The most popular religious practice by far in India is bhakti, or devotion to a deity. Ramakrishna's message was welcomed by both the rural and urban religious people who did puja to the divine mother Kali as a protective and benevolent deity (Kali also has a fierce and destructive side which she generally does not show to those who worship her). These devotees saw him as a great teacher and bhakta who sang the names of God and talked incessantly about God. They too did puja and sang Kali's name in hopes of having healthy children, getting good jobs or marriages, or producing a plentiful harvest. The sincere devotee could even hope for a vision or dream of the divine mother.

Those who followed the Vedic prescription of religious universalism summed up in the phrase "There is but one Truth, but sages call it by different names" noted that Ramakrishna practiced the rituals of many religions, and found that they all brought him to the same divine reality in the end. For those who worshiped many different saints and deities throughout India, this universal approach echoed their own multi-faceted religious practices.

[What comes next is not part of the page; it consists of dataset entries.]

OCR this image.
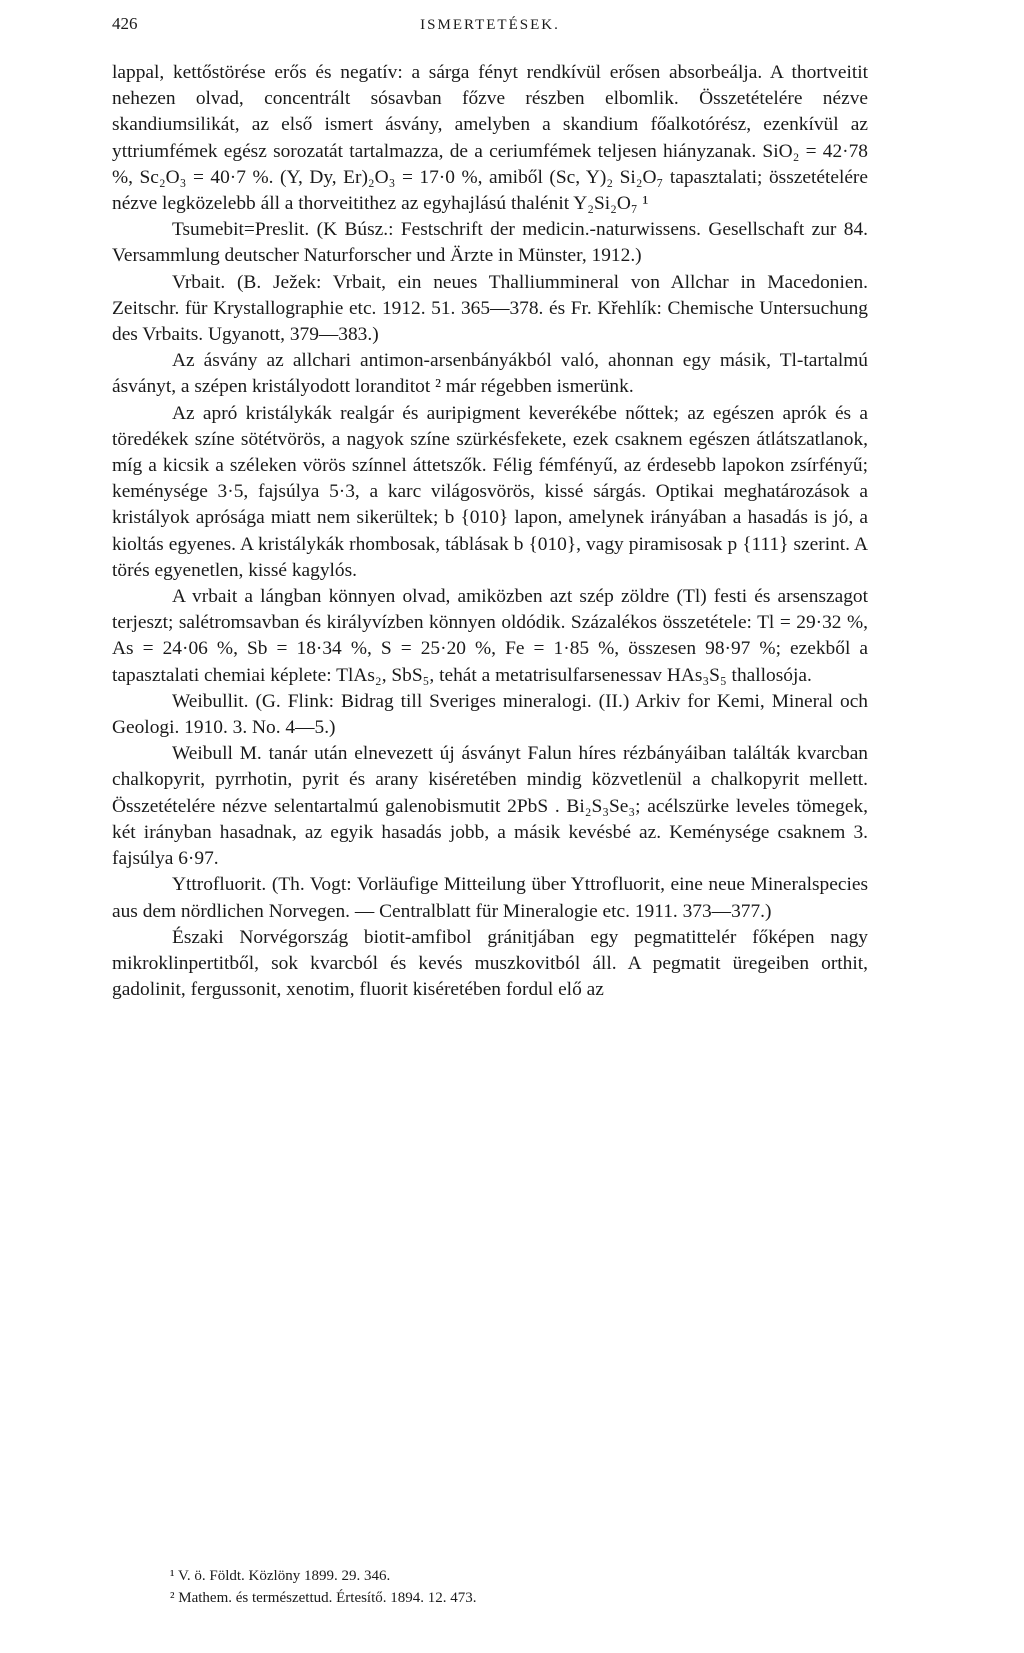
426	ISMERTETÉSEK.

lappal, kettőstörése erős és negatív: a sárga fényt rendkívül erősen absorbeálja. A thortveitit nehezen olvad, concentrált sósavban főzve részben elbomlik. Összetételére nézve skandiumsilikát, az első ismert ásvány, amelyben a skandium főalkotórész, ezenkívül az yttriumfémek egész sorozatát tartalmazza, de a ceriumfémek teljesen hiányzanak. SiO₂ = 42·78 %, Sc₂O₃ = 40·7 %. (Y, Dy, Er)₂O₃ = 17·0 %, amiből (Sc, Y)₂ Si₂O₇ tapasztalati; összetételére nézve legközelebb áll a thorveitithez az egyhajlású thalénit Y₂Si₂O₇ ¹

Tsumebit=Preslit. (K Búsz.: Festschrift der medicin.-naturwissens. Gesellschaft zur 84. Versammlung deutscher Naturforscher und Ärzte in Münster, 1912.)

Vrbait. (B. Ježek: Vrbait, ein neues Thalliummineral von Allchar in Macedonien. Zeitschr. für Krystallographie etc. 1912. 51. 365—378. és Fr. Křehlík: Chemische Untersuchung des Vrbaits. Ugyanott, 379—383.)

Az ásvány az allchari antimon-arsenbányákból való, ahonnan egy másik, Tl-tartalmú ásványt, a szépen kristályodott loranditot ² már régebben ismerünk.

Az apró kristálykák realgár és auripigment keverékébe nőttek; az egészen aprók és a töredékek színe sötétvörös, a nagyok színe szürkésfekete, ezek csaknem egészen átlátszatlanok, míg a kicsik a széleken vörös színnel áttetszők. Félig fémfényű, az érdesebb lapokon zsírfényű; keménysége 3·5, fajsúlya 5·3, a karc világosvörös, kissé sárgás. Optikai meghatározások a kristályok aprósága miatt nem sikerültek; b {010} lapon, amelynek irányában a hasadás is jó, a kioltás egyenes. A kristálykák rhombosak, táblásak b {010}, vagy piramisosak p {111} szerint. A törés egyenetlen, kissé kagylós.

A vrbait a lángban könnyen olvad, amiközben azt szép zöldre (Tl) festi és arsenszagot terjeszt; salétromsavban és királyvízben könnyen oldódik. Százalékos összetétele: Tl = 29·32 %, As = 24·06 %, Sb = 18·34 %, S = 25·20 %, Fe = 1·85 %, összesen 98·97 %; ezekből a tapasztalati chemiai képlete: TlAs₂, SbS₅, tehát a metatrisulfarsenessav HAs₃S₅ thallosója.

Weibullit. (G. Flink: Bidrag till Sveriges mineralogi. (II.) Arkiv for Kemi, Mineral och Geologi. 1910. 3. No. 4—5.)

Weibull M. tanár után elnevezett új ásványt Falun híres rézbányáiban találták kvarcban chalkopyrit, pyrrhotin, pyrit és arany kiséretében mindig közvetlenül a chalkopyrit mellett. Összetételére nézve selentartalmú galenobismutit 2PbS . Bi₂S₃Se₃; acélszürke leveles tömegek, két irányban hasadnak, az egyik hasadás jobb, a másik kevésbé az. Keménysége csaknem 3. fajsúlya 6·97.

Yttrofluorit. (Th. Vogt: Vorläufige Mitteilung über Yttrofluorit, eine neue Mineralspecies aus dem nördlichen Norvegen. — Centralblatt für Mineralogie etc. 1911. 373—377.)

Északi Norvégország biotit-amfibol gránitjában egy pegmatittelér főképen nagy mikroklinpertitből, sok kvarcból és kevés muszkovitból áll. A pegmatit üregeiben orthit, gadolinit, fergussonit, xenotim, fluorit kiséretében fordul elő az

¹ V. ö. Földt. Közlöny 1899. 29. 346.
² Mathem. és természettud. Értesítő. 1894. 12. 473.
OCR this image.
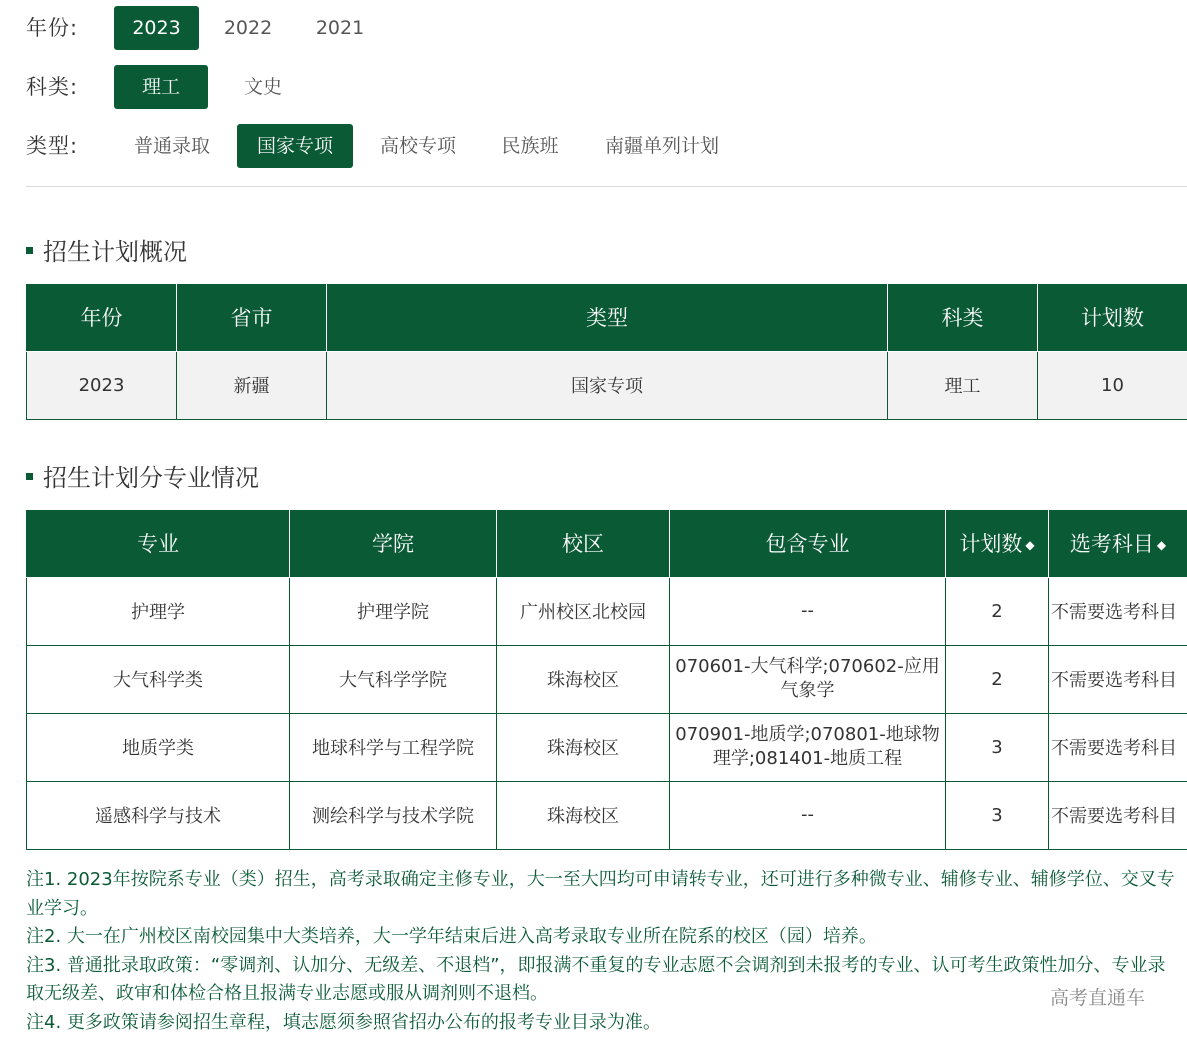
年份:	2023	2022	2021
科类:	理工	文史
类型:	普通录取	国家专项	高校专项	民族班	南疆单列计划
招生计划概况
年份	省市	类型	科类	计划数
2023	新疆	国家专项	理工	10
招生计划分专业情况
专业	学院	校区	包含专业	计划数 ◆	选考科目 ◆
护理学	护理学院	广州校区北校园	--	2	不需要选考科目
大气科学类	大气科学学院	珠海校区	070601-大气科学;070602-应用气象学	2	不需要选考科目
地质学类	地球科学与工程学院	珠海校区	070901-地质学;070801-地球物理学;081401-地质工程	3	不需要选考科目
遥感科学与技术	测绘科学与技术学院	珠海校区	--	3	不需要选考科目

注1. 2023年按院系专业（类）招生，高考录取确定主修专业，大一至大四均可申请转专业，还可进行多种微专业、辅修专业、辅修学位、交叉专业学习。

注2. 大一在广州校区南校园集中大类培养，大一学年结束后进入高考录取专业所在院系的校区（园）培养。

注3. 普通批录取政策：“零调剂、认加分、无级差、不退档”，即报满不重复的专业志愿不会调剂到未报考的专业、认可考生政策性加分、专业录取无级差、政审和体检合格且报满专业志愿或服从调剂则不退档。

注4. 更多政策请参阅招生章程，填志愿须参照省招办公布的报考专业目录为准。

高考直通车
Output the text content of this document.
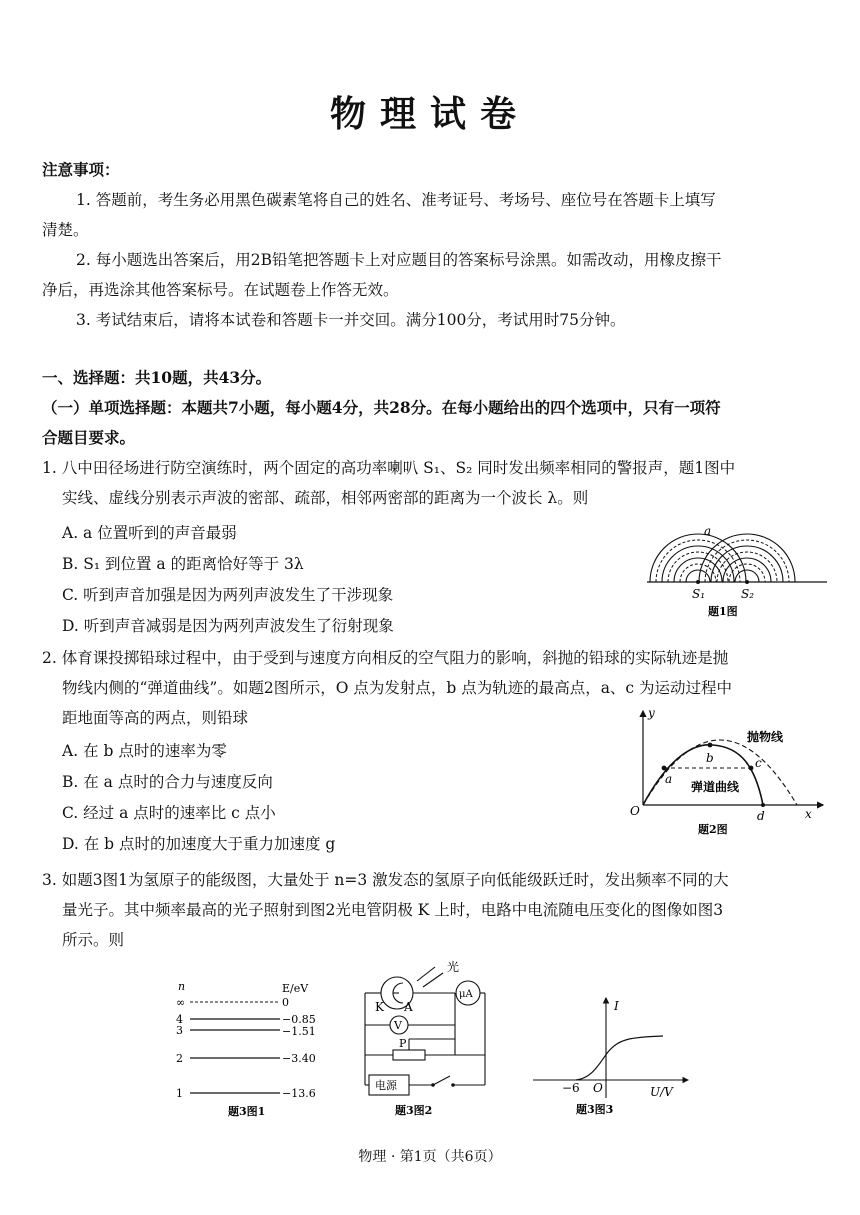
物理试卷
注意事项：
1. 答题前，考生务必用黑色碳素笔将自己的姓名、准考证号、考场号、座位号在答题卡上填写
清楚。
2. 每小题选出答案后，用2B铅笔把答题卡上对应题目的答案标号涂黑。如需改动，用橡皮擦干
净后，再选涂其他答案标号。在试题卷上作答无效。
3. 考试结束后，请将本试卷和答题卡一并交回。满分100分，考试用时75分钟。
一、选择题：共10题，共43分。
（一）单项选择题：本题共7小题，每小题4分，共28分。在每小题给出的四个选项中，只有一项符
合题目要求。
1. 八中田径场进行防空演练时，两个固定的高功率喇叭 S₁、S₂ 同时发出频率相同的警报声，题1图中
实线、虚线分别表示声波的密部、疏部，相邻两密部的距离为一个波长 λ。则
A. a 位置听到的声音最弱
B. S₁ 到位置 a 的距离恰好等于 3λ
C. 听到声音加强是因为两列声波发生了干涉现象
D. 听到声音减弱是因为两列声波发生了衍射现象
a
S₁	S₂
题1图
2. 体育课投掷铅球过程中，由于受到与速度方向相反的空气阻力的影响，斜抛的铅球的实际轨迹是抛
物线内侧的“弹道曲线”。如题2图所示，O 点为发射点，b 点为轨迹的最高点，a、c 为运动过程中
距地面等高的两点，则铅球
A. 在 b 点时的速率为零
B. 在 a 点时的合力与速度反向
C. 经过 a 点时的速率比 c 点小
D. 在 b 点时的加速度大于重力加速度 g
y
x
O
a
b	c
d
抛物线
弹道曲线
题2图
3. 如题3图1为氢原子的能级图，大量处于 n=3 激发态的氢原子向低能级跃迁时，发出频率不同的大
量光子。其中频率最高的光子照射到图2光电管阴极 K 上时，电路中电流随电压变化的图像如图3
所示。则
n	E/eV
∞	0
4	−0.85
3	−1.51
2	−3.40
1	−13.6
题3图1
光
K A
V
μA
P
电源
题3图2
I
U/V
O
−6
题3图3
物理 · 第1页（共6页）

Finally, for those with a strong sense of Hindu nationalism, Ramakrishna's chief disciple, Swami Vivekananda, entered onto the world stage by doing a keynote address at the World Parliament of Religions meeting in Chicago in 1893, and he electrified his audience. Hindus for generations could point to their indigenous traditions with pride after his exemplary speech.

Vivekananda also promoted a more activist form of Hinduism, which focused on education, feeding the poor, and developing libraries and other institutions. His works were a way of showing Hindus that it was not only the Christian missionaries that could benefit society, but that Hindu religion was also valuable with respect to improving society and combating social ills.

Ramakrishna died of cancer of the throat in 1886, leaving his wife Sarada Devi who was considered a saint in her own right to take charge of his disciples and carry on his message.